Note that the horseshoe prior results in some divergent transitions. This can be an indication of non-convergence. However, these divergences arise often when using the horseshoe prior and as long as there are not too many of them, the results can still be used.

Next, we plot the posterior mean estimates for a selection of moderators for the different priors.

make_plotdat <- function(fit, prior){
  plotdat <- data.frame(fit$coefficients)
  plotdat$par <- rownames(plotdat)
  plotdat$Prior <- prior
  return(plotdat)
}

df0 <- make_plotdat(fit_lasso, prior = "lasso")
df1 <- make_plotdat(fit_hs1, prior = "hs default")
df2 <- make_plotdat(fit_hs2, prior = "hs reduced global scale")
df3 <- make_plotdat(fit_hs3, prior = "hs increased slab scale")

df <- rbind.data.frame(df0, df1, df2, df3)
df <- df[!df$par %in% c("Intercept", "tau2"), ]
pd <- 0.5
ggplot(df, aes(x=mean, y=par, group = Prior)) + 
  geom_errorbar(aes(xmin=X2.5., xmax=X97.5., colour = Prior), width=.1, position = position_dodge(width = pd)) +
  geom_point(aes(colour = Prior), position = position_dodge(width = pd)) +
  geom_vline(xintercept = 0) +
  theme_bw() + xlab("Posterior mean") + ylab("")

We can see that, in general, the different priors give quite similar results in this application. A notable exception is the estimate for the dummy variable testAuthorGrouped_stepDownAvoidance which is much smaller for the lasso compared to the horseshoe specification. This indicates that the lasso can shrink large coefficients more towards zero whereas the horseshoe is better at keeping them large.

Three-level model

Finally, we can also take into account the fact that some effect sizes might come from the same study by fitting a three-level model as follows:

fit_3l <- brma(yi ~ .,
               data = datsel,
               vi = "vi",
               study = "author",
               method = "lasso",
               standardize = FALSE,
               prior = c(df = 1, scale = 1),
               mute_stan = FALSE)

Standardization

It is possible to override the default standardization, which standardizes all variables (including dummies). To do so, first manually standardize any variables that must be standardized. Then, in the call to brma(), provide a named list with elements list(center = ..., scale = ...). For variables that are not to be standardized, use center = 0, scale = 1. This retains their original scale. For variables that are to be standardized, use their original center and scale to restore the coefficients to their original scale.

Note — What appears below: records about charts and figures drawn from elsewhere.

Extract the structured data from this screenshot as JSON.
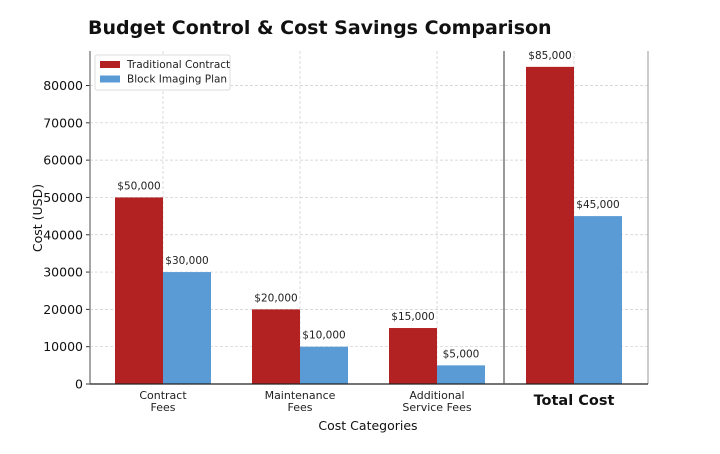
{
  "chart_data": {
    "type": "bar",
    "title": "Budget Control & Cost Savings Comparison",
    "xlabel": "Cost Categories",
    "ylabel": "Cost (USD)",
    "categories": [
      [
        "Contract",
        "Fees"
      ],
      [
        "Maintenance",
        "Fees"
      ],
      [
        "Additional",
        "Service Fees"
      ],
      [
        "Total Cost"
      ]
    ],
    "highlight_category": "Total Cost",
    "series": [
      {
        "name": "Traditional Contract",
        "color": "#b22222",
        "values": [
          50000,
          20000,
          15000,
          85000
        ],
        "labels": [
          "$50,000",
          "$20,000",
          "$15,000",
          "$85,000"
        ]
      },
      {
        "name": "Block Imaging Plan",
        "color": "#5b9bd5",
        "values": [
          30000,
          10000,
          5000,
          45000
        ],
        "labels": [
          "$30,000",
          "$10,000",
          "$5,000",
          "$45,000"
        ]
      }
    ],
    "yticks": [
      "0",
      "10000",
      "20000",
      "30000",
      "40000",
      "50000",
      "60000",
      "70000",
      "80000"
    ],
    "ylim": [
      0,
      89250
    ],
    "grid": true,
    "legend": "top-left"
  }
}
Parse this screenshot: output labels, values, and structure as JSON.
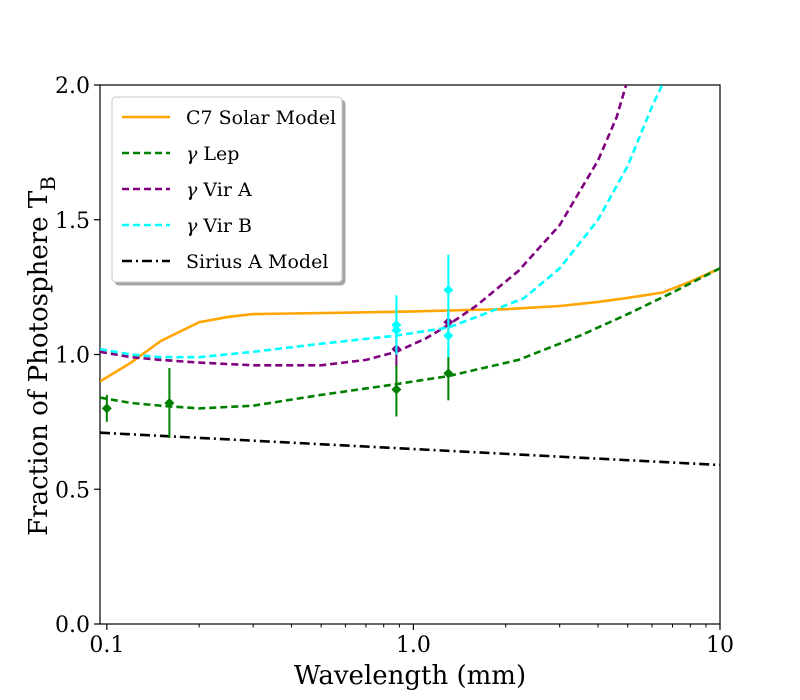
{
  "chart_data": {
    "type": "line",
    "xlabel": "Wavelength (mm)",
    "ylabel": "Fraction of Photosphere T",
    "ylabel_subscript": "B",
    "x_scale": "log",
    "xlim": [
      0.095,
      10
    ],
    "ylim": [
      0,
      2
    ],
    "x_ticks": [
      {
        "value": 0.1,
        "label": "0.1"
      },
      {
        "value": 1.0,
        "label": "1.0"
      },
      {
        "value": 10,
        "label": "10"
      }
    ],
    "y_ticks": [
      {
        "value": 0.0,
        "label": "0.0"
      },
      {
        "value": 0.5,
        "label": "0.5"
      },
      {
        "value": 1.0,
        "label": "1.0"
      },
      {
        "value": 1.5,
        "label": "1.5"
      },
      {
        "value": 2.0,
        "label": "2.0"
      }
    ],
    "legend_position": "top-left",
    "series": [
      {
        "name": "C7 Solar Model",
        "legend_symbol": "",
        "legend_text": "C7 Solar Model",
        "color": "#FFA500",
        "style": "solid",
        "x": [
          0.095,
          0.12,
          0.15,
          0.2,
          0.25,
          0.3,
          0.4,
          0.6,
          1.0,
          1.5,
          2.0,
          3.0,
          4.0,
          5.0,
          6.5,
          8.0,
          10.0
        ],
        "y": [
          0.9,
          0.97,
          1.05,
          1.12,
          1.14,
          1.15,
          1.152,
          1.155,
          1.16,
          1.165,
          1.168,
          1.18,
          1.195,
          1.21,
          1.23,
          1.27,
          1.32
        ]
      },
      {
        "name": "γ Lep",
        "legend_symbol": "γ",
        "legend_text": "Lep",
        "color": "#008000",
        "style": "dashed",
        "x": [
          0.095,
          0.12,
          0.15,
          0.2,
          0.3,
          0.5,
          0.88,
          1.3,
          2.2,
          3.5,
          5.0,
          7.0,
          10.0
        ],
        "y": [
          0.84,
          0.82,
          0.81,
          0.8,
          0.81,
          0.85,
          0.89,
          0.92,
          0.98,
          1.07,
          1.15,
          1.23,
          1.32
        ]
      },
      {
        "name": "γ Vir A",
        "legend_symbol": "γ",
        "legend_text": "Vir A",
        "color": "#800080",
        "style": "dashed",
        "x": [
          0.095,
          0.12,
          0.15,
          0.2,
          0.3,
          0.5,
          0.7,
          0.88,
          1.1,
          1.3,
          1.6,
          2.2,
          3.0,
          4.0,
          4.6,
          5.0
        ],
        "y": [
          1.01,
          0.99,
          0.98,
          0.97,
          0.96,
          0.96,
          0.98,
          1.01,
          1.06,
          1.11,
          1.18,
          1.31,
          1.48,
          1.72,
          1.88,
          2.02
        ]
      },
      {
        "name": "γ Vir B",
        "legend_symbol": "γ",
        "legend_text": "Vir B",
        "color": "#00FFFF",
        "style": "dashed",
        "x": [
          0.095,
          0.12,
          0.15,
          0.2,
          0.3,
          0.5,
          0.88,
          1.3,
          1.7,
          2.3,
          3.0,
          4.0,
          5.0,
          6.0,
          6.6
        ],
        "y": [
          1.02,
          1.0,
          0.99,
          0.99,
          1.01,
          1.04,
          1.07,
          1.1,
          1.15,
          1.21,
          1.32,
          1.5,
          1.7,
          1.92,
          2.02
        ]
      },
      {
        "name": "Sirius A Model",
        "legend_symbol": "",
        "legend_text": "Sirius A Model",
        "color": "#000000",
        "style": "dashdot",
        "x": [
          0.095,
          10.0
        ],
        "y": [
          0.71,
          0.59
        ]
      }
    ],
    "error_points": [
      {
        "series": "γ Lep",
        "color": "#008000",
        "x": 0.1,
        "y": 0.8,
        "err": 0.05
      },
      {
        "series": "γ Lep",
        "color": "#008000",
        "x": 0.16,
        "y": 0.82,
        "err": 0.13
      },
      {
        "series": "γ Lep",
        "color": "#008000",
        "x": 0.88,
        "y": 0.87,
        "err": 0.1
      },
      {
        "series": "γ Lep",
        "color": "#008000",
        "x": 1.3,
        "y": 0.93,
        "err": 0.1
      },
      {
        "series": "γ Vir A",
        "color": "#800080",
        "x": 0.88,
        "y": 1.02,
        "err": 0.06
      },
      {
        "series": "γ Vir A",
        "color": "#800080",
        "x": 1.3,
        "y": 1.12,
        "err": 0.05
      },
      {
        "series": "γ Vir B",
        "color": "#00FFFF",
        "x": 0.88,
        "y": 1.09,
        "err": 0.09
      },
      {
        "series": "γ Vir B",
        "color": "#00FFFF",
        "x": 0.88,
        "y": 1.11,
        "err": 0.11
      },
      {
        "series": "γ Vir B",
        "color": "#00FFFF",
        "x": 1.3,
        "y": 1.07,
        "err": 0.08
      },
      {
        "series": "γ Vir B",
        "color": "#00FFFF",
        "x": 1.3,
        "y": 1.24,
        "err": 0.13
      }
    ]
  }
}
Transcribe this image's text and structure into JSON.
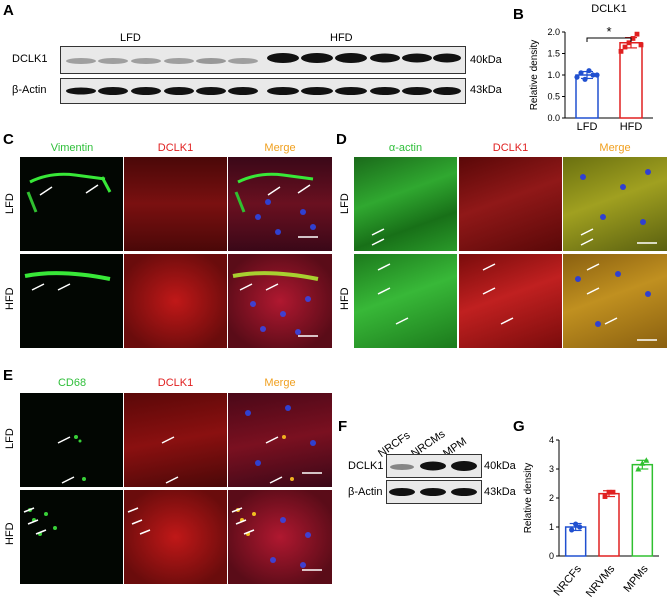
{
  "panels": {
    "A": {
      "letter": "A",
      "group_left": "LFD",
      "group_right": "HFD",
      "row1": "DCLK1",
      "row2": "β-Actin",
      "kda1": "40kDa",
      "kda2": "43kDa"
    },
    "B": {
      "letter": "B"
    },
    "C": {
      "letter": "C",
      "ch1": "Vimentin",
      "ch2": "DCLK1",
      "ch3": "Merge",
      "row1": "LFD",
      "row2": "HFD"
    },
    "D": {
      "letter": "D",
      "ch1": "α-actin",
      "ch2": "DCLK1",
      "ch3": "Merge",
      "row1": "LFD",
      "row2": "HFD"
    },
    "E": {
      "letter": "E",
      "ch1": "CD68",
      "ch2": "DCLK1",
      "ch3": "Merge",
      "row1": "LFD",
      "row2": "HFD"
    },
    "F": {
      "letter": "F",
      "col1": "NRCFs",
      "col2": "NRCMs",
      "col3": "MPM",
      "row1": "DCLK1",
      "row2": "β-Actin",
      "kda1": "40kDa",
      "kda2": "43kDa"
    },
    "G": {
      "letter": "G"
    }
  },
  "chart_data": [
    {
      "type": "bar",
      "title": "DCLK1",
      "ylabel": "Relative density",
      "categories": [
        "LFD",
        "HFD"
      ],
      "values": [
        1.0,
        1.75
      ],
      "errors": [
        0.08,
        0.12
      ],
      "points": [
        [
          0.95,
          1.05,
          0.9,
          1.1,
          1.0,
          1.0
        ],
        [
          1.55,
          1.65,
          1.75,
          1.85,
          1.95,
          1.7
        ]
      ],
      "colors": [
        "#2050d0",
        "#e02020"
      ],
      "ylim": [
        0,
        2.0
      ],
      "yticks": [
        "0.0",
        "0.5",
        "1.0",
        "1.5",
        "2.0"
      ],
      "annotation": "*"
    },
    {
      "type": "bar",
      "ylabel": "Relative density",
      "categories": [
        "NRCFs",
        "NRVMs",
        "MPMs"
      ],
      "values": [
        1.0,
        2.15,
        3.15
      ],
      "errors": [
        0.12,
        0.1,
        0.15
      ],
      "points": [
        [
          0.9,
          1.1,
          1.0
        ],
        [
          2.05,
          2.2,
          2.2
        ],
        [
          3.0,
          3.2,
          3.3
        ]
      ],
      "colors": [
        "#2050d0",
        "#e02020",
        "#30c030"
      ],
      "ylim": [
        0,
        4
      ],
      "yticks": [
        "0",
        "1",
        "2",
        "3",
        "4"
      ]
    }
  ]
}
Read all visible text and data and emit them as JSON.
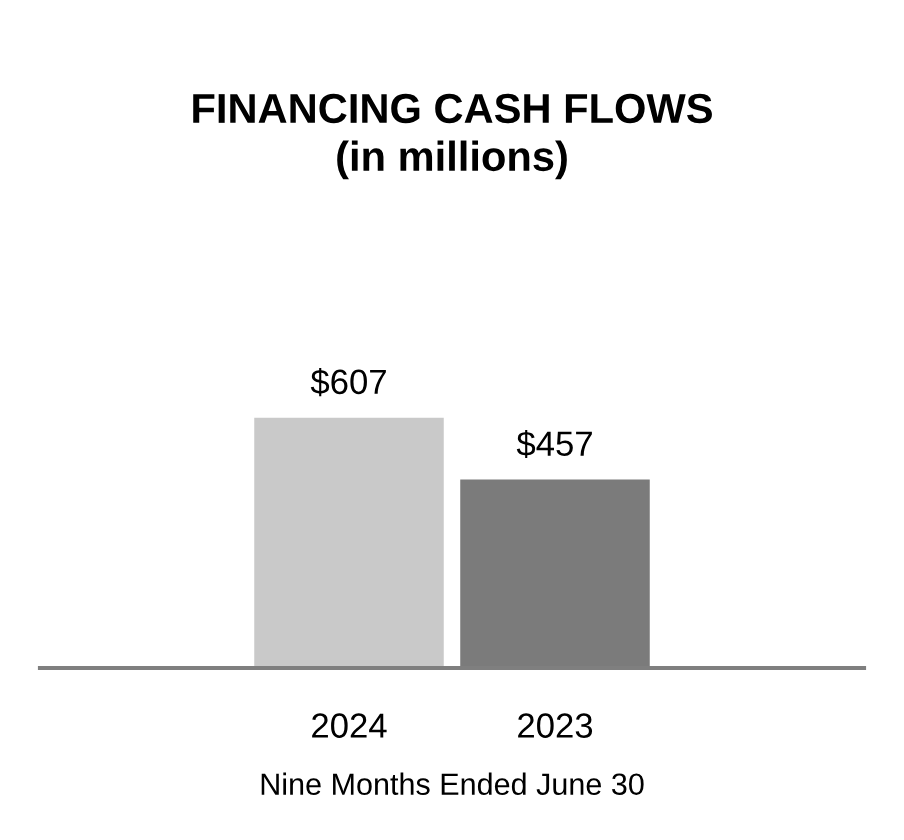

In the example below, we standardize a continuous predictor, but we do not standardize the dummies:

moderators <- model.matrix(yi~ageWeek + strainGrouped, data = datsel)[, -1]
scale_age <- scale(moderators[,1])
stdz <- list(center = c(attr(scale_age, "scaled:center"), rep(0, length(levels(datsel$strainGrouped))-1)),
             scale = c(attr(scale_age, "scaled:scale"),   rep(1, length(levels(datsel$strainGrouped))-1)))
moderators <- data.frame(datsel[c("yi", "vi", "author")], moderators)
fit_std <- brma(yi ~ .,
                data = moderators,
                vi = "vi",
                study = "author",
                method = "lasso",
                prior = c(df = 1, scale = 1),
                standardize = stdz,
                mute_stan = FALSE)

Note that, in this example, only ageWeek is standardized; the remaining (dummy) variables are untouched. The object stdz provides the original center and scale for ageWeek, which allows brma() to properly rescale the coefficient for this moderator. As the center and scale for all remaining (dummy) variables are 0 and 1, these coefficients are not rescaled. See the pema paper for a discussion of standardization and further references.